Post-graduate science students get to experiment at IUAC centre
There seems to be some ray of hope for students pursuing MTech in Nuclear Science and Technology and MSc Physics in Delhi University who have been unable to conduct experiments since the Cobalt 60 leakage incident earlier this year.
There seems to be some ray of hope for students pursuing MTech in Nuclear Science and Technology and MSc Physics in Delhi University who have been unable to conduct experiments since the Cobalt 60 leakage incident earlier this year.
The two departments have approached the University Grants Commission (UGC) recognised Inter University Accelerator Centre (IUAC) located at Vasant Vihar to let the students conduct their experiments there.
The Atomic Energy Regulatory Board (AERB) on September 15 had withdrawn permission given to Delhi University (DU) to use any radioactive source in its labs as it failed two deadlines to submit its final report on the radiation exposure incident at Mayapuri scrap yard within the stipulated period.

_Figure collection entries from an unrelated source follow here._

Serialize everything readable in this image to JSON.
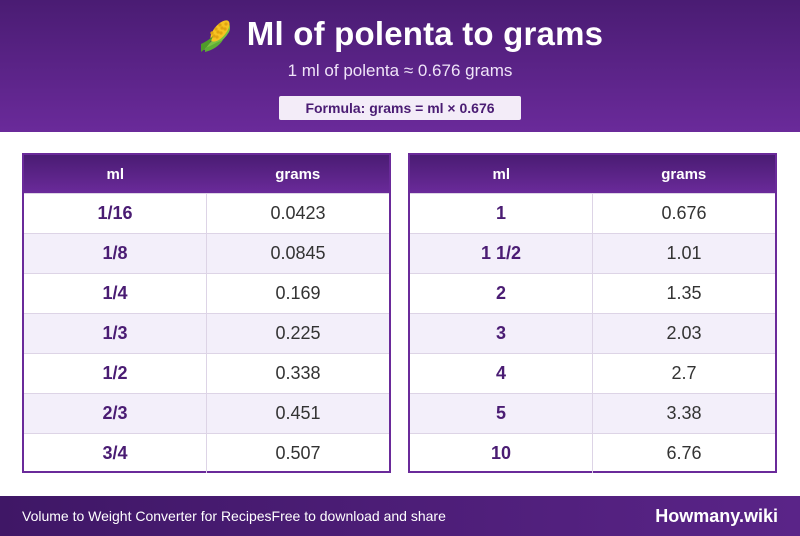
{
  "header": {
    "title": "Ml of polenta to grams",
    "subtitle": "1 ml of polenta ≈ 0.676 grams",
    "formula": "Formula: grams = ml × 0.676",
    "icon": "corn-icon"
  },
  "tables": {
    "left": {
      "col1": "ml",
      "col2": "grams",
      "rows": [
        {
          "ml": "1/16",
          "grams": "0.0423"
        },
        {
          "ml": "1/8",
          "grams": "0.0845"
        },
        {
          "ml": "1/4",
          "grams": "0.169"
        },
        {
          "ml": "1/3",
          "grams": "0.225"
        },
        {
          "ml": "1/2",
          "grams": "0.338"
        },
        {
          "ml": "2/3",
          "grams": "0.451"
        },
        {
          "ml": "3/4",
          "grams": "0.507"
        }
      ]
    },
    "right": {
      "col1": "ml",
      "col2": "grams",
      "rows": [
        {
          "ml": "1",
          "grams": "0.676"
        },
        {
          "ml": "1 1/2",
          "grams": "1.01"
        },
        {
          "ml": "2",
          "grams": "1.35"
        },
        {
          "ml": "3",
          "grams": "2.03"
        },
        {
          "ml": "4",
          "grams": "2.7"
        },
        {
          "ml": "5",
          "grams": "3.38"
        },
        {
          "ml": "10",
          "grams": "6.76"
        }
      ]
    }
  },
  "footer": {
    "left_text": "Volume to Weight Converter for Recipes",
    "middle_text": "Free to download and share",
    "brand": "Howmany.wiki"
  },
  "colors": {
    "primary": "#6a2a9a",
    "primary_dark": "#4a1c73",
    "row_alt": "#f3effa"
  }
}
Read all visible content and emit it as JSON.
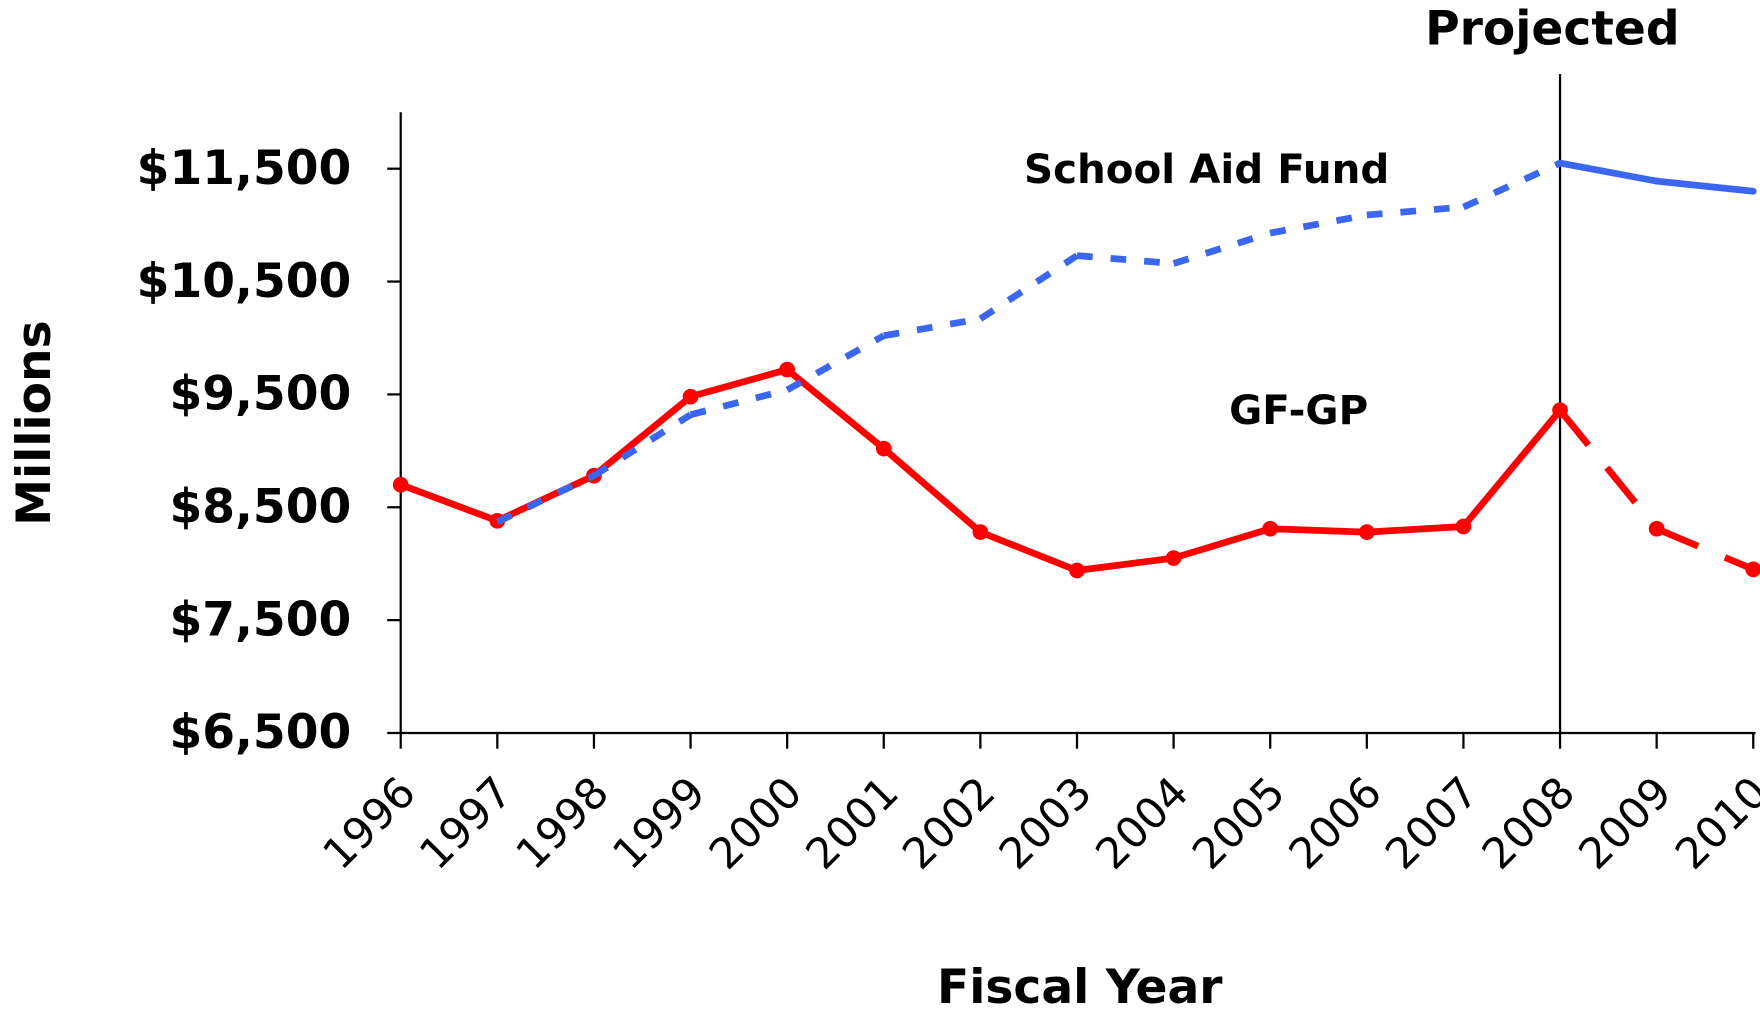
{
  "chart_data": {
    "type": "line",
    "y_axis_label": "Millions",
    "x_axis_label": "Fiscal Year",
    "annotation": "Projected",
    "projected_start": "2008",
    "categories": [
      "1996",
      "1997",
      "1998",
      "1999",
      "2000",
      "2001",
      "2002",
      "2003",
      "2004",
      "2005",
      "2006",
      "2007",
      "2008",
      "2009",
      "2010"
    ],
    "series": [
      {
        "name": "GF-GP",
        "color": "#ff0000",
        "label_color": "#109a94",
        "markers": true,
        "actual_style": "solid",
        "projected_style": "dashed",
        "values": [
          8700,
          8380,
          8780,
          9480,
          9720,
          9020,
          8280,
          7940,
          8050,
          8310,
          8280,
          8330,
          9360,
          8310,
          7950
        ]
      },
      {
        "name": "School Aid Fund",
        "color": "#3a66f0",
        "label_color": "#2f6bff",
        "markers": false,
        "actual_style": "dotted",
        "projected_style": "solid",
        "values": [
          null,
          8370,
          8780,
          9320,
          9540,
          10020,
          10170,
          10730,
          10660,
          10930,
          11090,
          11160,
          11550,
          11390,
          11300
        ]
      }
    ],
    "ylim": [
      6500,
      12000
    ],
    "yticks": [
      {
        "value": 6500,
        "label": "$6,500"
      },
      {
        "value": 7500,
        "label": "$7,500"
      },
      {
        "value": 8500,
        "label": "$8,500"
      },
      {
        "value": 9500,
        "label": "$9,500"
      },
      {
        "value": 10500,
        "label": "$10,500"
      },
      {
        "value": 11500,
        "label": "$11,500"
      }
    ],
    "grid": false
  }
}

Around 350 students from both the departments have been affected due to the ban. With just about one and a half months to go for the first semester examinations, which are scheduled in November, the students have not been able to conduct a single experiment.
The second-year students of MSc Physics with specialisation in nuclear science have already started conducting experiments there.
“Students have already done few experiments at the centre and will be given marks based on those,” said professor SK Mandal, associate professor, department of Physics and Astrophysics.
But the problem for the first-year MSc Physics students whose number is 300, persists.
“We are still to figure out how to allocate the marks meant for experiments,” added Mandal.
The Department of MTech Nuclear Science and Technology have also confirmed that their students will go to conduct the experiments at Inter University Accelerator Centre.
Meanwhile, the Delhi University vice-chancellor had recently convened an emergency meeting of the members of the Executive Council where the enquiry report on the Cobalt 60 leakage incident that was to be submitted to the Atomic Energy Regulatory Board was tabled.
In the same meeting, a three-member sub-committee was also formed to fix the responsibility of the persons who have been named in the report.